It’s that time of year again: the Academy Awards. For those of us who love watching good films, we anticipate seeing the different actresses and actors nominated for the industry’s most coveted award. Yet, this year, as last year, controversy looms large over the Academy Awards event due to the lack of diversity represented in the nominations.
As suggests, the Oscars’ lack of diverse nominees, and more specifically a lack of African-American nominees, has caused different artists to speak out in protest against the academy. Perhaps two of the most prominent antagonists are African-American director Spike Lee, and African-American actress Jada Pinkett Smith. Smith stated she plans to boycott the Oscars by not attending. She urged fellow African-American actresses and actors to use their power, privilege, and influence to promote themselves, and to stop begging for recognition from the mainstream academy, since to do otherwise is to diminish dignity.
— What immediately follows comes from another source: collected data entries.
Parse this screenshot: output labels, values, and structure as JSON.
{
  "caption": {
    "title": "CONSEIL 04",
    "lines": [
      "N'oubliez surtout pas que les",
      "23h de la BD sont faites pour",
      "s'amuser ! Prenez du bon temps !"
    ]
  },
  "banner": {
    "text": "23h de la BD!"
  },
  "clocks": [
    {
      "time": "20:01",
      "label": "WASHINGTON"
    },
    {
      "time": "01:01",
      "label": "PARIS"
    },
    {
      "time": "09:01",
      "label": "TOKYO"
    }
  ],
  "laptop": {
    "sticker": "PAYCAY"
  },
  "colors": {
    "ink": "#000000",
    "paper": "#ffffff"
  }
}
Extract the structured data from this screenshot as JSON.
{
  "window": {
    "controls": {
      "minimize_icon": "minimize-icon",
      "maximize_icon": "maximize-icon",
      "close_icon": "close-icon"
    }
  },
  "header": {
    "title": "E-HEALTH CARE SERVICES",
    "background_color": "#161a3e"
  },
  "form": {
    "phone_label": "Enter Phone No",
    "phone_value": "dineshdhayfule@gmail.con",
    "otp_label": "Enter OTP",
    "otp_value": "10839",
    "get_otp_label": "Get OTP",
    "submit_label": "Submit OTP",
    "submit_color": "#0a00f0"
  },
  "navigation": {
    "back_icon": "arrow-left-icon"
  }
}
My concern in this piece is neither to affirm nor to deny anything that Smith or other African-American actresses and actors think or say about the Oscars. Moreover, this piece neither affirms nor denies that implicit racial biases affect the ways in which the Oscars select their nominees. Frankly, I do not know one way or the other. Rather, my purpose is to highlight the point that Smith’s refusal to attend the Oscars and the intent of other African-Americans possibly to boycott the event at least serves as an analogy of the kind of protest that certain African-Americans and people of color have made (and might continue to make) with respect to the evangelical movement.
As many scholars of American history and religion have documented, the birth of the evangelical movement in America is inseparable from racial hierarchy and white supremacy. As I have argued elsewhere, the effects of racial hierarchy are still being felt in the evangelical movement. This is evident by the fact that minorities are often excluded and taken for granted by many within the evangelical movement. Just look at the speakers’ list at many evangelical conferences, at the textbooks assigned at many evangelical colleges, universities, and seminaries, and at the authors and books published by many mainstream evangelical presses. They are mainly white. The speakers, the breakout sessions, and many other things at many evangelical conferences and colleges, universities, and seminaries often seem to highlight, promote, and prioritize whiteness as the normal expression of the faith that has been once and for all delivered to the saints.
The above has caused certain black and brown Christians to question whether there is a place for them within the evangelical tribe. As a result, certain black and brown evangelicals have left the evangelical movement and have become examples of sad cases of how ethno-centricity and ethnic imperialism cause those who do not fit within the ethnic majority group to feel unwelcomed in certain evangelical spaces.
Of course, every individual (regardless of race) is personally responsible when she or he chooses to reject or to believe a particular expression of Christianity. However, I think it’s also true there are certain unnecessary barriers that might cause someone to reject a certain expression of Christianity. We must not think too simplistically about what pushes people toward certain expressions of Christianity. Sometimes theology, worship style, and generational challenges might be the reasons why one chooses to accept or reject a certain version of Christianity. However, it’s also true that actual or perceived racial discrimination might push certain people away from certain expressions of the Christian movement, regardless of the racial posture of those involved.
What hath the Oscars to do with the evangelical movement? The Oscars have nothing to do with the evangelical movement. However, just as fewer minority actresses and actors might attend the red carpet event each year because of the perception that the academy favors whiteness over non-whiteness, the evangelical movement as theologically diverse as it is, might see more minorities leave the movement to become part of other expressions of Christianity because of a lack of ethnic representation.